After 22 years behind bars — almost as long as he had been alive when he went to prison — Byron Halsey was freed.

On Friday, a federal judge ruled that Byron Halsey can sue the cops who railroaded him. A lower court earlier held that the police were immune from lawsuits, even though they trumped-up Halsey’s confession, adding facts that Halsey could not have known unless he was the real killer — which he clearly was not.

In fact, the real killer was Clifford Hall, who when questioned by the police during the original investigation asked them if he was “going to be locked up.”

But for some reason, the police dismissed Hall — who unfortunately died in jail in 2009 before he could face justice — as a suspect. They focused everything on Byron Halsey. They convicted him based on the phony confession. He was sent to prison for two life sentences plus 20 years.

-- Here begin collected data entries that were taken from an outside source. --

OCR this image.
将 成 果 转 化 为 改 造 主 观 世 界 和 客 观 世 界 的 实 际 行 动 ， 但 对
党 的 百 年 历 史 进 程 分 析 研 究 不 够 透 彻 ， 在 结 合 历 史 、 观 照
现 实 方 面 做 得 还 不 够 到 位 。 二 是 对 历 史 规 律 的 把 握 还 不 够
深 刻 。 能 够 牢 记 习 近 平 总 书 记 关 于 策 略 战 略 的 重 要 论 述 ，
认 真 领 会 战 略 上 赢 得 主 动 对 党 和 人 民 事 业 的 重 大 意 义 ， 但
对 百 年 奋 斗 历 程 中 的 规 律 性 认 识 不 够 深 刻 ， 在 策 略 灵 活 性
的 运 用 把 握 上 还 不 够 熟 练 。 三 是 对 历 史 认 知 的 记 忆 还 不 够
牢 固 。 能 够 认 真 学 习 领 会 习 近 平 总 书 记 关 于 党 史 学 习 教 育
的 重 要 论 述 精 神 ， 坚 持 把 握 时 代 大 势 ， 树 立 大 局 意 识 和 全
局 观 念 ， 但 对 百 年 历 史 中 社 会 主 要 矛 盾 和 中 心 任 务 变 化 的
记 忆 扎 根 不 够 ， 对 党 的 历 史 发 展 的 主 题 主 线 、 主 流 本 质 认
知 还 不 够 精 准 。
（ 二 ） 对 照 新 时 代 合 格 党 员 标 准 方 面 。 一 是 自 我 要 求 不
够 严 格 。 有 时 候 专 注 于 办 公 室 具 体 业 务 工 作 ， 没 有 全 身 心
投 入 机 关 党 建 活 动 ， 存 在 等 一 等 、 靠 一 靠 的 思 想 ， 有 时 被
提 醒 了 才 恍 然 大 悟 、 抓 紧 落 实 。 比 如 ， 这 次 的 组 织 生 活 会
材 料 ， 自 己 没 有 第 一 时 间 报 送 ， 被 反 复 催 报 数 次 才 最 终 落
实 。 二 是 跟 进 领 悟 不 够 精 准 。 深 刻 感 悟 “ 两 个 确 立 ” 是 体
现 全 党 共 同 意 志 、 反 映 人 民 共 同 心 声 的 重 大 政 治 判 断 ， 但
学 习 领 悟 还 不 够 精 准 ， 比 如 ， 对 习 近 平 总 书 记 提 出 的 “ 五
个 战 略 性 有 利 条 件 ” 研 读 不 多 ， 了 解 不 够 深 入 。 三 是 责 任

The only reason he avoided the death penalty — which New Jersey has not administered since 1963 — was that he was not convicted of “purposeful and knowing” murder.

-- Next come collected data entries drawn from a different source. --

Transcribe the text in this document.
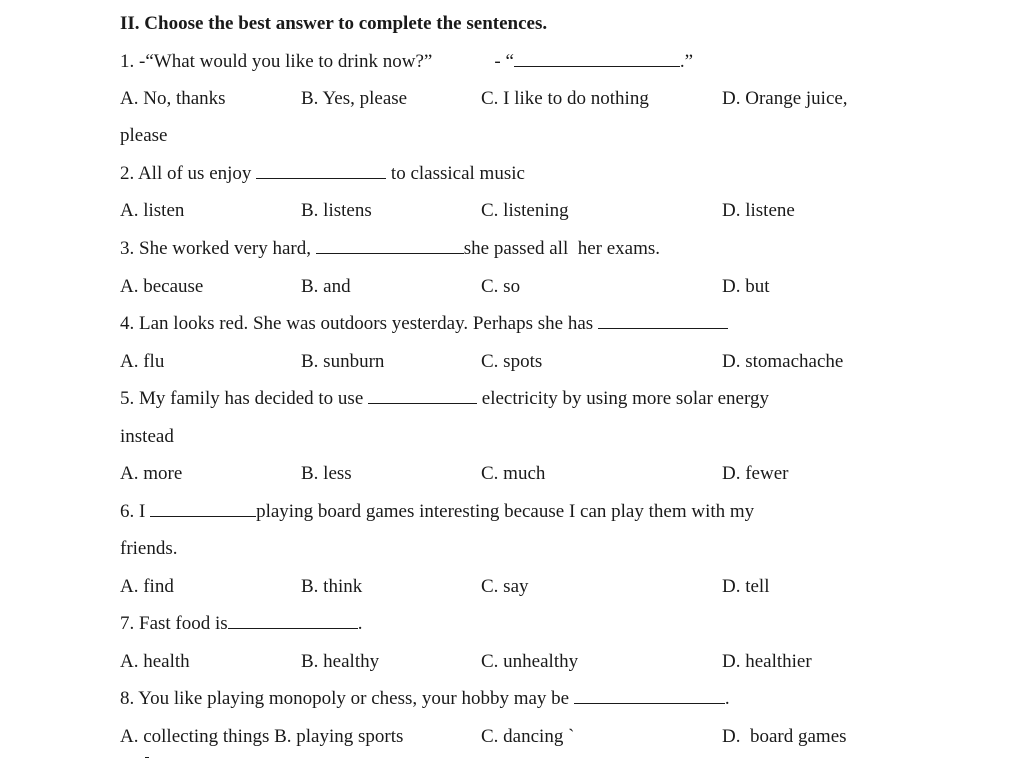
II. Choose the best answer to complete the sentences.
1. -“What would you like to drink now?”	- “	.”
A. No, thanks	B. Yes, please	C. I like to do nothing	D. Orange juice,
please
2. All of us enjoy	to classical music
A. listen	B. listens	C. listening	D. listene
3. She worked very hard,	she passed all  her exams.
A. because	B. and	C. so	D. but
4. Lan looks red. She was outdoors yesterday. Perhaps she has
A. flu	B. sunburn	C. spots	D. stomachache
5. My family has decided to use	electricity by using more solar energy
instead
A. more	B. less	C. much	D. fewer
6. I	playing board games interesting because I can play them with my
friends.
A. find	B. think	C. say	D. tell
7. Fast food is	.
A. health	B. healthy	C. unhealthy	D. healthier
8. You like playing monopoly or chess, your hobby may be	.
A. collecting things B. playing sports	C. dancing `	D.  board games
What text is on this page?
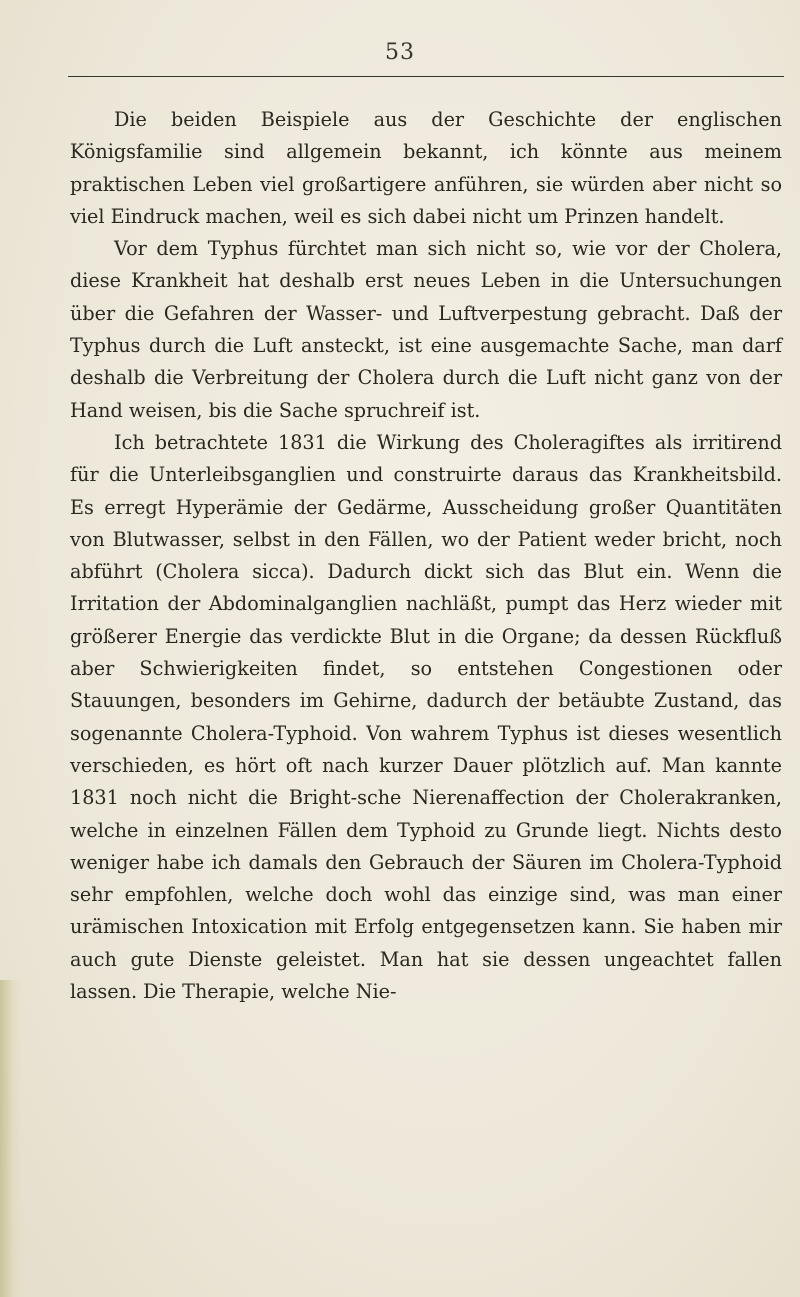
53

Die beiden Beispiele aus der Geschichte der englischen Königsfamilie sind allgemein bekannt, ich könnte aus meinem praktischen Leben viel großartigere anführen, sie würden aber nicht so viel Eindruck machen, weil es sich dabei nicht um Prinzen handelt.

Vor dem Typhus fürchtet man sich nicht so, wie vor der Cholera, diese Krankheit hat deshalb erst neues Leben in die Untersuchungen über die Gefahren der Wasser- und Luftverpestung gebracht. Daß der Typhus durch die Luft ansteckt, ist eine ausgemachte Sache, man darf deshalb die Verbreitung der Cholera durch die Luft nicht ganz von der Hand weisen, bis die Sache spruchreif ist.

Ich betrachtete 1831 die Wirkung des Choleragiftes als irritirend für die Unterleibsganglien und construirte daraus das Krankheitsbild. Es erregt Hyperämie der Gedärme, Ausscheidung großer Quantitäten von Blutwasser, selbst in den Fällen, wo der Patient weder bricht, noch abführt (Cholera sicca). Dadurch dickt sich das Blut ein. Wenn die Irritation der Abdominalganglien nachläßt, pumpt das Herz wieder mit größerer Energie das verdickte Blut in die Organe; da dessen Rückfluß aber Schwierigkeiten findet, so entstehen Congestionen oder Stauungen, besonders im Gehirne, dadurch der betäubte Zustand, das sogenannte Cholera-Typhoid. Von wahrem Typhus ist dieses wesentlich verschieden, es hört oft nach kurzer Dauer plötzlich auf. Man kannte 1831 noch nicht die Bright-sche Nierenaffection der Cholerakranken, welche in einzelnen Fällen dem Typhoid zu Grunde liegt. Nichts desto weniger habe ich damals den Gebrauch der Säuren im Cholera-Typhoid sehr empfohlen, welche doch wohl das einzige sind, was man einer urämischen Intoxication mit Erfolg entgegensetzen kann. Sie haben mir auch gute Dienste geleistet. Man hat sie dessen ungeachtet fallen lassen. Die Therapie, welche Nie-
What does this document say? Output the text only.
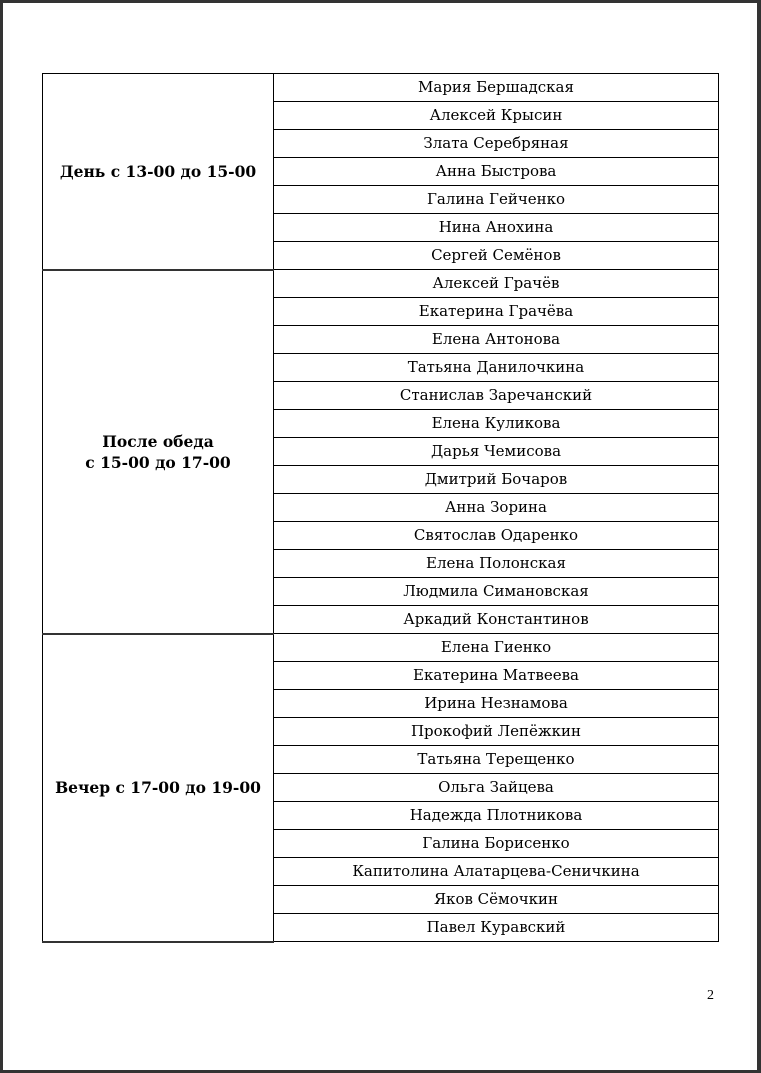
День с 13-00 до 15-00	Мария Бершадская
	Алексей Крысин
	Злата Серебряная
	Анна Быстрова
	Галина Гейченко
	Нина Анохина
	Сергей Семёнов

После обеда
с 15-00 до 17-00	Алексей Грачёв
	Екатерина Грачёва
	Елена Антонова
	Татьяна Данилочкина
	Станислав Заречанский
	Елена Куликова
	Дарья Чемисова
	Дмитрий Бочаров
	Анна Зорина
	Святослав Одаренко
	Елена Полонская
	Людмила Симановская
	Аркадий Константинов

Вечер с 17-00 до 19-00	Елена Гиенко
	Екатерина Матвеева
	Ирина Незнамова
	Прокофий Лепёжкин
	Татьяна Терещенко
	Ольга Зайцева
	Надежда Плотникова
	Галина Борисенко
	Капитолина Алатарцева-Сеничкина
	Яков Сёмочкин
	Павел Куравский
2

Halsey says that throughout most of his prolonged questioning session, he maintained his innocence. But police lied to him, saying that he failed a lie detector test which in fact he passed without a hitch, and that other witnesses contradicted his alibi.

As the questioning went on, Halsey began crying uncontrollably and, as one of the investigators put it, “went into some form of trance.” He signed a statement that the cops wrote for him.

“We believe that no sensible concept of ordered liberty is consistent with law enforcement cooking up its own evidence,” wrote judge Morton Greenberg, announcing the court’s decision that Byron Halsey can now see payback for those lost 22 years through a civil lawsuit. “A police officer who fabricates evidence against a criminal defendant to obtain his conviction violates the defendant’s constitutional right to due process of law.”